The past week, I’d noted he’d seemed
a little distant and came home around noon, kind of shamefaced to be so long, and
always with a new story. ‘I ran into Joe, (our local senator), and we had a
long talk,’ Jose said with a straight face. ‘Joe asked for help to get Nancy
Rodriguez on the ballet as house representative. I couldn’t just walk away. You
know I have to help him. This was one story, then there was, ‘I ran into Carol,
my sister at the big gym and we had coffee and she took forever she had so much
to tell.” I did notice that over the past two months he gradually stayed away
from home more and more and seemed more irritable, ready to pick a fight. When
I tried to reason with him he yelled at me and as he walked out the door, said
he was going somewhere. You fill in the blanks as to what.
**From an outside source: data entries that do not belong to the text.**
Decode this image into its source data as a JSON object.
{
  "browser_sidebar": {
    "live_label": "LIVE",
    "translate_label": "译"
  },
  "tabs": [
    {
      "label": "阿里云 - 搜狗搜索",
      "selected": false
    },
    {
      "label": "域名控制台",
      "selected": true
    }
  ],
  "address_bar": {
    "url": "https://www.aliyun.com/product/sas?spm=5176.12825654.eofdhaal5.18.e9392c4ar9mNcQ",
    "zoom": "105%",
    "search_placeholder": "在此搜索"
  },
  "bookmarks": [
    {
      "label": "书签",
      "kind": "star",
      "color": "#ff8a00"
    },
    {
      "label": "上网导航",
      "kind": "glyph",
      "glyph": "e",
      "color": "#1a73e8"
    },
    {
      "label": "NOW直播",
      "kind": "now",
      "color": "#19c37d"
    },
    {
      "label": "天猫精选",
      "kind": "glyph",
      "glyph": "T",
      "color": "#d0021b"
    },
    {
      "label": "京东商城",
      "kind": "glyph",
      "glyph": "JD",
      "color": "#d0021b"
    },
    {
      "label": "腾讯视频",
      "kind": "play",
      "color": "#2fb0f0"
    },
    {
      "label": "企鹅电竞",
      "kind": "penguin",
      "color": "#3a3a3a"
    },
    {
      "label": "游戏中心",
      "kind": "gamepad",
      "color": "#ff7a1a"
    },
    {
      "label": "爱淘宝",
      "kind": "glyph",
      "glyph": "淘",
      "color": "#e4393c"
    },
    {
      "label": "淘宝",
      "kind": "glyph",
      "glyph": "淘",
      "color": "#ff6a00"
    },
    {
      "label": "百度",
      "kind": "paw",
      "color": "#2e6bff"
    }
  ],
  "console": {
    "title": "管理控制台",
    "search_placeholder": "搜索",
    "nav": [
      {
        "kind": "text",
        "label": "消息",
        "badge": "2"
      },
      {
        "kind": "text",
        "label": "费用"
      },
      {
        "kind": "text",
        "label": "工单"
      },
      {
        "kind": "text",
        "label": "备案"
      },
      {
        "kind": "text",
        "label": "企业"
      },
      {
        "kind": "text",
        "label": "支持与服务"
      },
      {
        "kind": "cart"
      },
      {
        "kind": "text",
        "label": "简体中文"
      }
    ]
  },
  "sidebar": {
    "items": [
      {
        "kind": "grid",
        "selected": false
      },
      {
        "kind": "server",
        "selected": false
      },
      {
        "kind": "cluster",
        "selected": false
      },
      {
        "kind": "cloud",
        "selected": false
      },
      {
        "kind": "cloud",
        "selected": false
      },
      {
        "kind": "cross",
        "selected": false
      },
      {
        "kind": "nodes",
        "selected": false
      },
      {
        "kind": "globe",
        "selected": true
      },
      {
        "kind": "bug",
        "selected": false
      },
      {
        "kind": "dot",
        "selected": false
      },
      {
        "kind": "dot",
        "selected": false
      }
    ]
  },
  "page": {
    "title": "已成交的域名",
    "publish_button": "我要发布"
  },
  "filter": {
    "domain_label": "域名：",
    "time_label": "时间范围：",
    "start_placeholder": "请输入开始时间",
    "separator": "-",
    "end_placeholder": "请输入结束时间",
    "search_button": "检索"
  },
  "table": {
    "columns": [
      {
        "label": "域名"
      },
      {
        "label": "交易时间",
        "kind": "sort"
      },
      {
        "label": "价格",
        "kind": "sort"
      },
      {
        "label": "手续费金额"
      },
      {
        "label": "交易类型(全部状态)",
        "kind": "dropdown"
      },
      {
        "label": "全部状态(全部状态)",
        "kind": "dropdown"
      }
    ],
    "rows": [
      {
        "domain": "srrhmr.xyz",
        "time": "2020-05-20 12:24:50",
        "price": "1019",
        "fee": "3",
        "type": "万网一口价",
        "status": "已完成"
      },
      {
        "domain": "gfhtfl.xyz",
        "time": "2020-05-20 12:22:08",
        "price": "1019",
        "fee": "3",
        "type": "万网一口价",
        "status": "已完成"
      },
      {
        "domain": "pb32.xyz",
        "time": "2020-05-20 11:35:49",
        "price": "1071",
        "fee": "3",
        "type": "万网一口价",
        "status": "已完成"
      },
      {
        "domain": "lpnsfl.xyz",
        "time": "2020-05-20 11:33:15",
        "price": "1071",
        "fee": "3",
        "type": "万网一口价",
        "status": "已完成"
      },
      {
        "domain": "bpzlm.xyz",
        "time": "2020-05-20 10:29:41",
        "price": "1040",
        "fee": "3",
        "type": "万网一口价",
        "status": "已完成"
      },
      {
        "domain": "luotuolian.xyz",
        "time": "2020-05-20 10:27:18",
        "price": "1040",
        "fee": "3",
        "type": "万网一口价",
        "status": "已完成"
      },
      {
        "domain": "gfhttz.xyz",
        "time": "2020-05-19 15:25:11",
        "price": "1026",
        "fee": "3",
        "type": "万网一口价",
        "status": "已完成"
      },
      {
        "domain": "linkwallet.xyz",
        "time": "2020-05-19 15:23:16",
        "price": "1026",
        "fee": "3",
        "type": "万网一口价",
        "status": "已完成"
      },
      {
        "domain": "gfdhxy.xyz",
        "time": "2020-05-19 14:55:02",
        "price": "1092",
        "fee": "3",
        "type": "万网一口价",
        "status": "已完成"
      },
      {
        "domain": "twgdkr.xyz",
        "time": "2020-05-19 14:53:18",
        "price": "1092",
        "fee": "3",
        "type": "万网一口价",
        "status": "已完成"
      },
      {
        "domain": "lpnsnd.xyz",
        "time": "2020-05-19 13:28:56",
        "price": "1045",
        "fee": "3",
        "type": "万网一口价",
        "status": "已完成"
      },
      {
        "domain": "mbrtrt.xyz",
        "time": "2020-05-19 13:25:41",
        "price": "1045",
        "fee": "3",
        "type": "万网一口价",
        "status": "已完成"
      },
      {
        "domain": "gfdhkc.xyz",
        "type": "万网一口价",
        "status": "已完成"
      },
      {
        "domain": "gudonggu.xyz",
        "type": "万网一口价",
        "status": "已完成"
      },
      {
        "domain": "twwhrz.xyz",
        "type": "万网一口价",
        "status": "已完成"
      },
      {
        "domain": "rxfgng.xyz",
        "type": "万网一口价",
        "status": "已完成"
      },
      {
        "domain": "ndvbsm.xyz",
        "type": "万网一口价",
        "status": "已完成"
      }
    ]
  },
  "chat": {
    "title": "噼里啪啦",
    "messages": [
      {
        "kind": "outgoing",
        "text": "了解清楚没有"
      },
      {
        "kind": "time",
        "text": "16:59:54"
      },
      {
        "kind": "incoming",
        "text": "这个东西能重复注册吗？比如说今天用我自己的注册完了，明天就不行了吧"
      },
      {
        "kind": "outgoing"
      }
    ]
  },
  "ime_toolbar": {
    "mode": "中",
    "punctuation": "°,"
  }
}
The next day while vacuuming the run
I picked up a little blue pill. I wouldn’t have believed a word Irma had said
if I hadn’t found that pill on the floor the day before. I brought that little
blue pill to the pharmacist to identify.
Irma first brought
it to my attention. “Do you know he brings breakfast to the managing agent in
the office every day?”
I didn’t know so I
conspired to watch him more. I also got mad at Irma. You know what they say
about kill the messenger. In retrospect I understand she wasn’t to blame, but
it made me not trust her too. Over the next two weeks, every time Jose left the
house around 8:30 in the morning. I waited until I heard the elevator close and
took the next elevator down. I arrived in the lobby just in time to see him
enter the locked door where our managing agent worked. Then he’d go get coffee
and sandwiches and go back. I managed to watch undetected.
I bought the pill
to my local drugstore. “Viagra,” the pharmacist identified. “Generic kind.”
I accused Jose and
he said I was imagining things. He said,
“We have lots of neighbors drop by and one of them must’ve dropped the pill,
wasn’t me.” I wanted to believe him.
After
spending his morning out, Jose came home expecting his dinner. We eat early so
I had the rice and beans with roasted chicken ready at 4 p.m. He ate and said
his stomach hurt and he was going to take a nap. I left him alone. I called him a few hours later to see if he
wanted coffee. No responses, so I went to see if he was still sleep. I touched
him and his skin was cold. I started screaming and my neighbors began ringing
my bell to see what was wrong. The coroner’s office came and took his body. My
neighbors stayed almost all night. I sat there in disbelief crying.
When Jose was
buried, I went through all our papers and a friend helped me go on line to see
our bank accounts. Forty-two thousand missing from the last time I’d looked ten
months earlier. Yeah, I know it doesn’t sound like a lot if you have millions,
but to me – working all my life in a sweatshop - sewing stuff for others since
I am came to this country as a young girl, it seemed like my life.
Like
I said the only good thing is that now I get five hundred dollars more per
month but that doesn’t make up for my loss or the forty two thousand and who
knows what else he gave her.
The topping on the cake was Donora
sending me a card. The card read, “I am sorry for your loss, but your loss was
also my loss.” How gross and unfeeling can one get? Unless, I guess, she just
had an urge to share, throw it in my face.